I wished he'd stop interrupting the sinking of the pinballs. “Then, don't forget, there's the murder of Mary-Evelyn Devereau before all of this, and I just know she was drowned because they thought she was their sister Iris's child. Bastard child is what Isabel called her.”
Mr. Gumbrel sat down in front of Suzie's old Royal typewriter and tapped a few keys as if words should come out the tips of his fingers. “You're saying the Devereau sisters killed that poor child?”
“Yes, I am.” I shouldn't have had to remind him that one of those sisters almost killed this poor child, me. “You remember she tried to kill me? She was crazy, of course. She thought I was Mary-Evelyn. So I guess she had to finish killing me.”
He slapped his hand against the carriage return. “Now, maybe we should get the dates of all these things right.”
Oh, how boring. It was the atmosphere I wanted to get right, the feelings, the looks of things. . . .
“Because you just might have something here, Emma.”
I knew I did. My mind was loaded down with pinballs, so that I could hardly move. “What I came to do today was search around in the archives”—I liked this word; it was weighty, like my mind at the moment—“for more details. You said before you thought Morris and Imogen themselves might have taken the baby somehow.”
“I wouldn't've put it past Morris Slade.” He narrowed his eyes against the smoke from his cigarette and looked grim. “That boy was a gambler. He was forever at that poker club, ‘club' being what they called it. He'd bet anything just to stay in the game, anything. Had a lot of debts, I'd guess.”
“But no ransom was ever asked for.”
“None we know of.” He shook his head. “I should've spent more time on this, but we were short on reporters then.”
I tried to think of what could have been more important back then than a disappeared baby from a grand hotel. You could have written books about it. My mind sparked at the mere idea. I slid off the desk. “I want to search around the archives and see if I can figure out the connection.”
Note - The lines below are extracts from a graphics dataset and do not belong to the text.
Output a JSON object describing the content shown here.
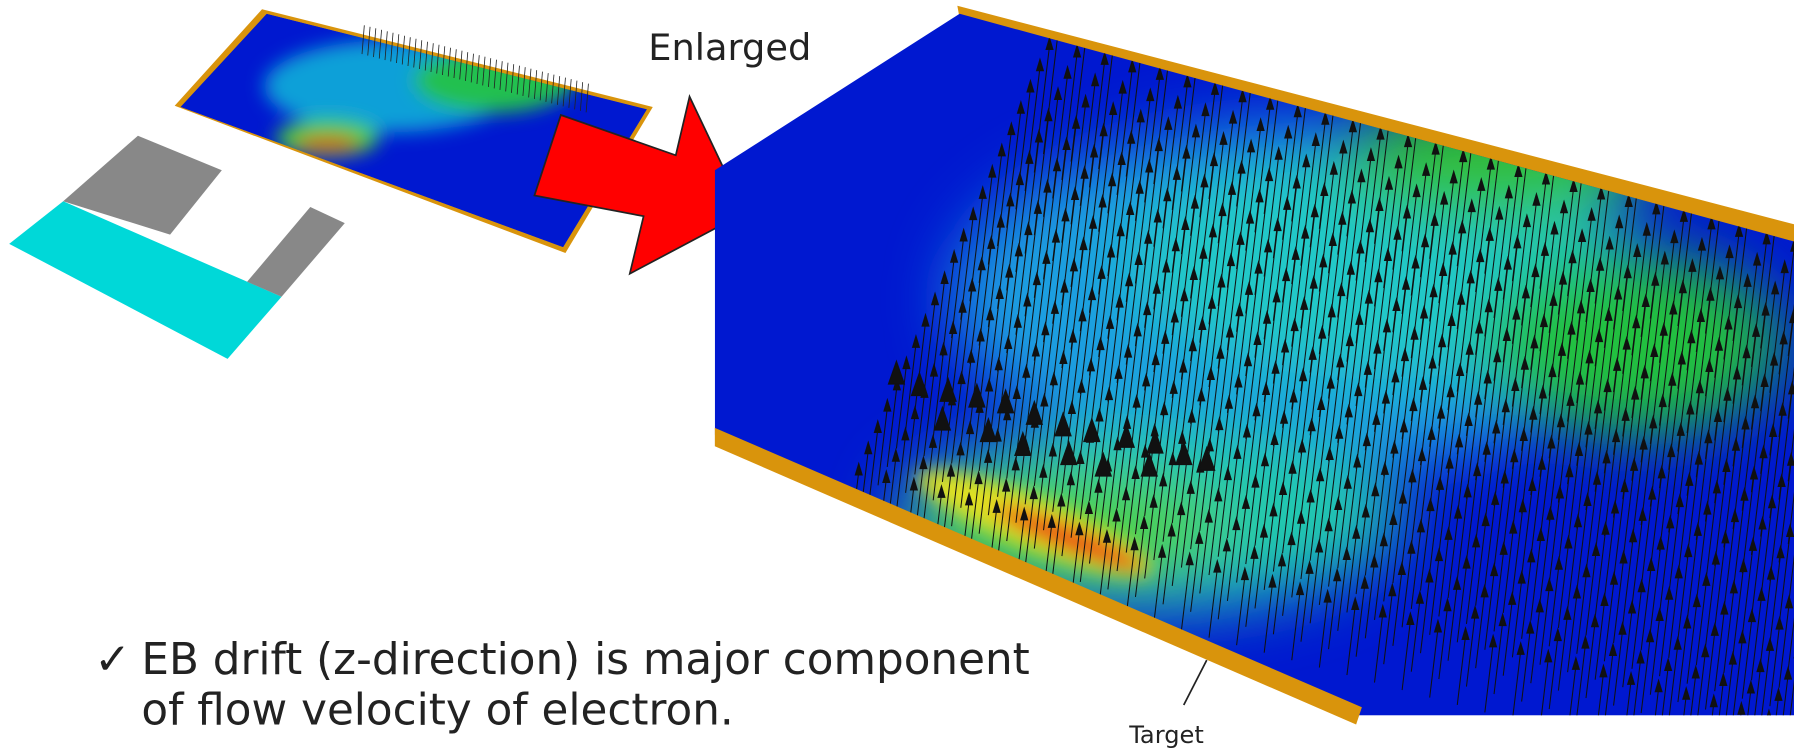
{
  "figure": {
    "label": "Enlarged",
    "bullet_marker": "✓",
    "bullet_lines": [
      "EB drift (z-direction) is major component",
      "of flow velocity of electron."
    ],
    "target_label": "Target"
  }
}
“You got a head full of ideas, Emma.”
Since I didn't have a face full of prettiness, I thought it just as well.
 
The back room was as musty as ever, perhaps even mustier in my eyes because it contained the past, and nothing could compare with the past. The comforting words of William Faulkner came back to me, that the past wasn't dead; it wasn't even past. I had typed out his exact words and put the slip of paper on my mirror. It was Dwayne, over at Slaw's Garage, who was the big William Faulkner reader. He called him “Billy.” A mechanic, even a master mechanic, reading William Faulkner was something to note.
Not that I'd actually read Faulkner, except for a few story beginnings (so I could impress Dwayne), or words rooted out here and there. I wasn't actually going down the mines myself as much as I was panning his words for gold.
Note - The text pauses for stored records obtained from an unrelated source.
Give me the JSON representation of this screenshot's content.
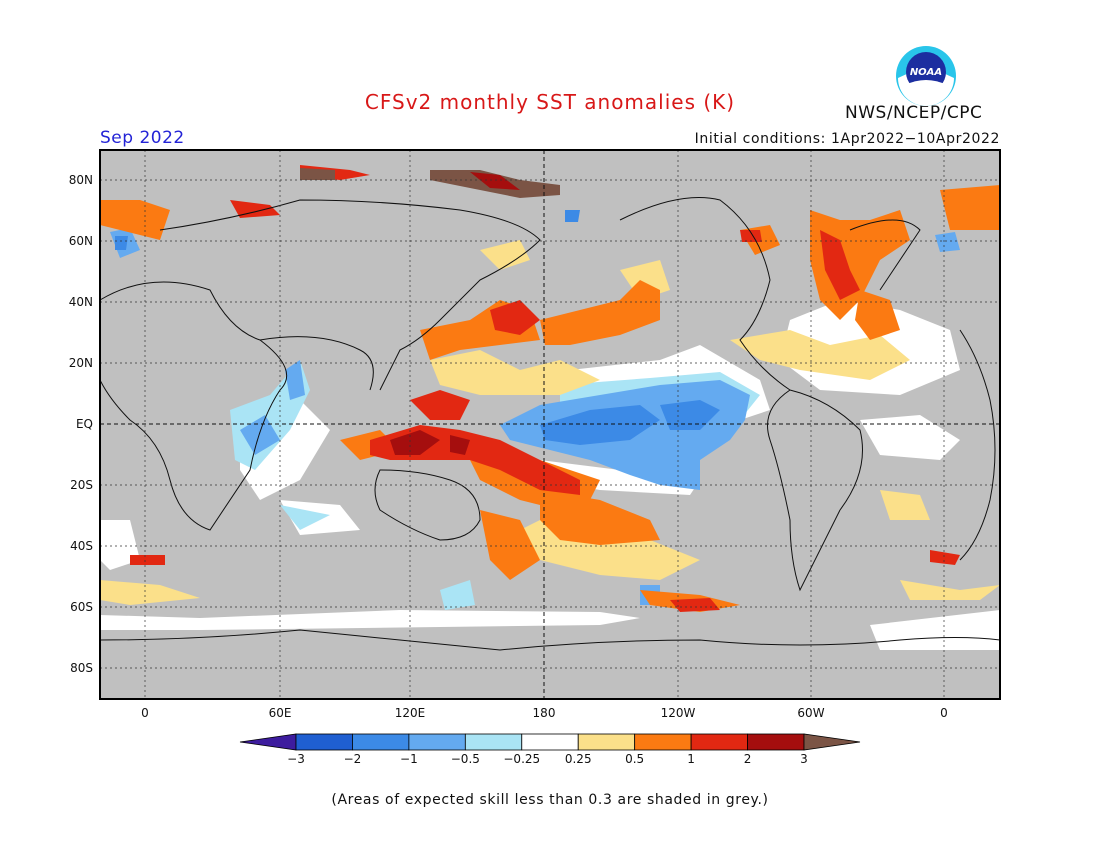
{
  "header": {
    "title": "CFSv2 monthly SST anomalies (K)",
    "agency": "NWS/NCEP/CPC",
    "period": "Sep 2022",
    "initial_conditions": "Initial conditions: 1Apr2022−10Apr2022",
    "logo_text": "NOAA"
  },
  "map": {
    "lat_labels": [
      "80N",
      "60N",
      "40N",
      "20N",
      "EQ",
      "20S",
      "40S",
      "60S",
      "80S"
    ],
    "lon_labels": [
      "0",
      "60E",
      "120E",
      "180",
      "120W",
      "60W",
      "0"
    ],
    "land_color": "#c0c0c0",
    "ocean_color": "#ffffff"
  },
  "colorbar": {
    "ticks": [
      "−3",
      "−2",
      "−1",
      "−0.5",
      "−0.25",
      "0.25",
      "0.5",
      "1",
      "2",
      "3"
    ],
    "colors": [
      "#3d1c9e",
      "#1f5fd1",
      "#3c8ae6",
      "#64aaf0",
      "#aae4f5",
      "#ffffff",
      "#fbe08a",
      "#fb7a12",
      "#e22812",
      "#a50e0e",
      "#7b5445"
    ]
  },
  "footnote": "(Areas of expected skill less than 0.3 are shaded in grey.)"
}
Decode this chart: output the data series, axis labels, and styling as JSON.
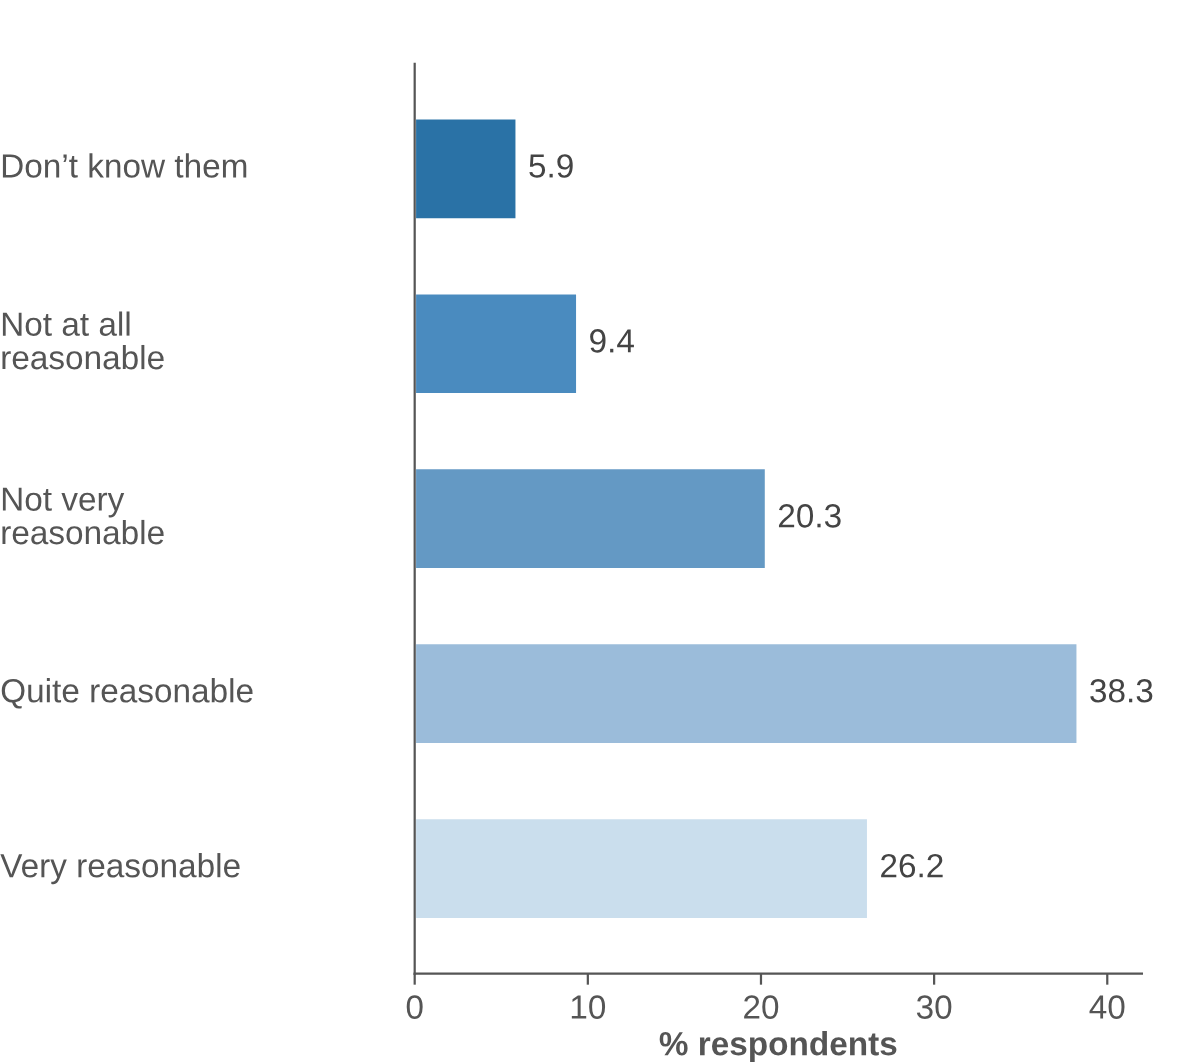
{
  "chart_data": {
    "type": "bar",
    "orientation": "horizontal",
    "xlabel": "% respondents",
    "categories": [
      "Don’t know them",
      "Not at all\nreasonable",
      "Not very\nreasonable",
      "Quite reasonable",
      "Very reasonable"
    ],
    "values": [
      5.9,
      9.4,
      20.3,
      38.3,
      26.2
    ],
    "colors": [
      "#2a72a6",
      "#4a8bbf",
      "#6499c4",
      "#9bbcda",
      "#cadeed"
    ],
    "xlim": [
      0,
      42
    ],
    "xticks": [
      0,
      10,
      20,
      30,
      40
    ],
    "data_labels": true,
    "grid": false,
    "legend": false
  }
}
Faulkner's words were delaying the last episode of the “tragedy.” I was trying to look at things the way he did, trying to find words like “bugswirled” and “stumppocked.” Trying to think up words like that was holding up the writing, but I couldn't help myself.
From one of the shelves stacked high with old papers, I dragged out the edition with the story of the Slade baby's kidnapping. The paper was so old I thought it might crumble in my hands. No, I didn't think that; I just wanted to make up a word like “crumbcracked.” I would have to stop doing this, making up things to fit words.